接合・溶接技術Q&A / Q10-10-01

Q使用期間中,高張力鋼(590MPa級,690MPa級,780MPa級)溶接部に発生した疲労割れ,応力腐食割れの補修溶接について教えて下さい。

疲労割れ,応力腐食割れについては,以下に述べる要領で補修溶接を行う。なお,応力腐食割れの補修溶接の場合にはPWHTについて配慮しなければならない。

(1) 欠陥の除去と開先加工

グラインダーまたはアークエヤーガウジングにて欠陥を除去する。アークエヤーガウジングを使用した場合には,さらにグラインダーで仕上げる。熱影響による硬化層は1.6mm深さまでグラインダーで除去する。開先の長さは50mm以上とする。

(2) 予熱および層間温度

溶接部より150mm以上の範囲を表1に示す温度に予熱する。これは製作時の予熱温度よりも約50℃高くする。層間温度は予熱温度の範囲の中間とする。

(3) 溶接条件

溶接法は被覆アーク溶接法とし,低水素系高張力鋼溶接棒を使用する。溶接入熱は表1に示す通りとする。溶接棒の乾燥については表2に示す。

(4) 後熱

200~250℃にて30分以上の後熱を行う。

(5) 施工上の注意事項

① 溶接ビード長さは原則として50mm以上とする。

② アークスタート部は,図1に示すように本溶接開始点の約10~20mm前方(溶接方向)でアークを発生させた後,本溶接開始点に戻り,ここから本溶接を行う後戻り運棒法を採用する。

③ 運棒法は原則としてストリンガビードを採用する。

(6) PWHT

応力腐食割れ補修溶接部についてはPWHTを行う必要がある。PWHT温度は母材の焼戻温度以下,最低保持温度550℃とする。現地では局部PWHTとなり,かえって熱応力が溶接部に集中してより大きい残留応力が発生する恐れがある場合,PWHTの代替施工法としてハーフビード溶接補修法を採用する。

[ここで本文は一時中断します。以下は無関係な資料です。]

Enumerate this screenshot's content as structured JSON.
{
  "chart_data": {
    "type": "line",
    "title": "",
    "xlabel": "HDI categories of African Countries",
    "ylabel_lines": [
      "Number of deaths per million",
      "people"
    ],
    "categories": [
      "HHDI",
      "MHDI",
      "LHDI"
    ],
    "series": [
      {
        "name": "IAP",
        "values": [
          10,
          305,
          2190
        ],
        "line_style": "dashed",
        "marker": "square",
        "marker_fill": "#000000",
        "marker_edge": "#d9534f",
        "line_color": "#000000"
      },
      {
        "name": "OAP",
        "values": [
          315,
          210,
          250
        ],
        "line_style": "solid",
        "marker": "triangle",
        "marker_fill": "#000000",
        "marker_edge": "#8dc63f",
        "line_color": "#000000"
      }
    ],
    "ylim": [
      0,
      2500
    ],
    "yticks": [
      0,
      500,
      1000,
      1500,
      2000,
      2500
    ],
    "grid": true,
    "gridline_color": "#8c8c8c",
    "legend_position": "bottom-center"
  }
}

この補修法の手順を図2に示す。この方法は,溶接熱によりHAZの焼戻しを行って硬さを低減し,延性および靭性を改善することができるが,残留応力の緩和は期待できない。そこで,さらに溶接中溶接部周辺領域をガスパネルヒータで加熱し,外側の温度勾配を緩和しかつ均一にして,局部的な加熱冷却による熱応力を少なくする方法を採用する。

参考文献

1)(社)日本溶接協会 化学機械溶接研究委員会 補修溶接信頼性小委員会:補修溶接施工法指針,(1987)

2)樋口,坂本,谷岡:石川島播磨技報,Vol.19,No.5,pp.244-249,(1979)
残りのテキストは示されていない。